By Timothy Cama and Devin Henry - 01/11/16 06:00 AM EST
All eyes are on President Obama's final State of the Union address, and how large of a role climate change will play in the speech.
He'll have a lot to talk about. The Tuesday speech will come exactly a month after negotiators from nearly 200 nations voted on an agreement in Paris to fight climate change.
Obama hasn't been shy about promoting what he sees as his leading role in getting the agreement completed, including through diplomacy and domestic policy.
It will also be four months after the president rolled out his climate change rule for power plants, by far the most aggressive federal government action on greenhouse gases in history.
Climate change and clean energy have played a role in most of the annual State of the Union speeches from Obama. He often strikes a positive tone and calls for more clean energy use, like in 2011 and 2013. But he has also used the address for forceful warnings or calls for Congress to act.

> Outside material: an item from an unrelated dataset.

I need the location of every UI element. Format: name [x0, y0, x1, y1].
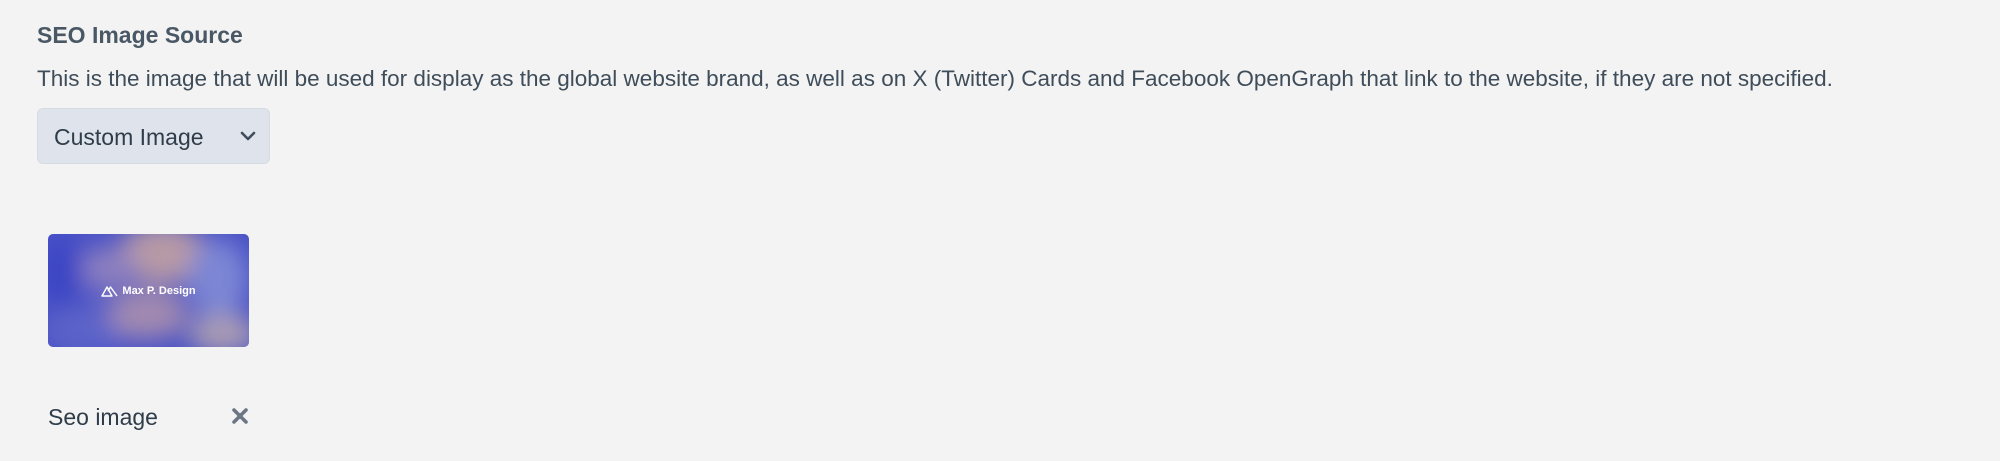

He said last year that "no challenge poses a greater threat to future generations than climate change." And, in his 2013 speech, he started to outline what he would do through executive actions if Congress didn't take action.

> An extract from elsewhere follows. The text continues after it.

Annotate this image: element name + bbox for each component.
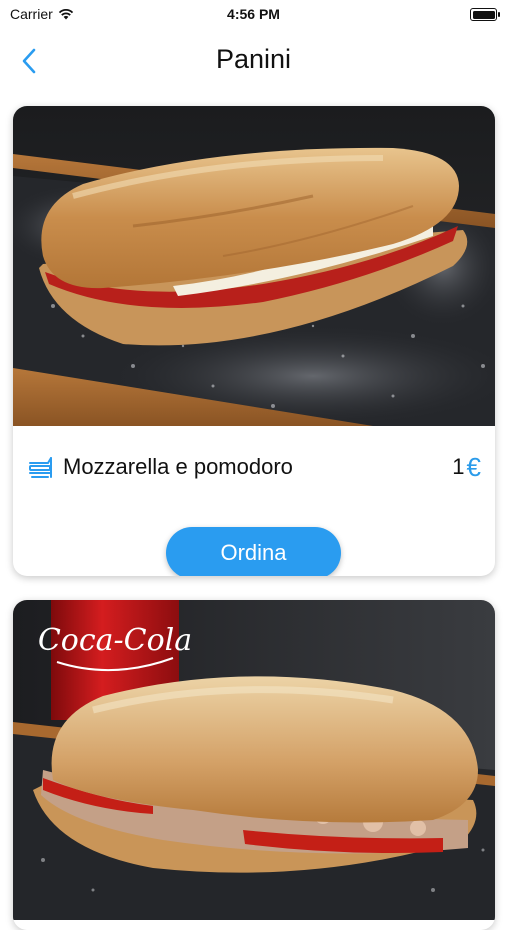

Obama hasn't found willing partners in congressional Republicans, who are continuing to take aim at his climate agenda.
Members will consider two GOP bills to block environmental rules from the administration in the coming week.
First, they will bring up a Senate-passed bill blocking an Environmental Protection Agency (EPA) rule establishing federal regulatory power over small waterways.
The rule, officially the Clean Water Rule but otherwise known as Waters of the United States, has already been temporarily blocked by a federal court. But Republicans, who consider the rule regulatory overreach, have looked to block it legislatively as well.
The Senate passed a Congressional Review Act resolution against the rule in November, and House Republicans will look to move it to the floor as early as next week.
If passed, Obama would veto the resolution. Last fall, the White House said the bill would "nullify years of work and deny businesses and communities the regulatory certainty needed to invest in projects that rely on clean water."
Republicans will also begin moving a bill from Rep. Alex Mooney (R-W.Va.) to delay a proposed coal mining rule designed to protect rivers and streams from pollution.
Coal-country lawmakers have warned the regulation -- an Office of Surface Mining proposal that is six years in the making -- will hurt jobs in the coal industry. The Obama administration and Democrats have said that's not the case.
"In my state," Mooney said at a House Natural Resources Committee hearing in September, "the thought of losing thousands more jobs [is] unconscionable."
"This newly proposed rule will not only impact coal fields in West Virginia and Appalachia, but also have widespread implications across the country."
Both bills go before the Rules Committee on Monday.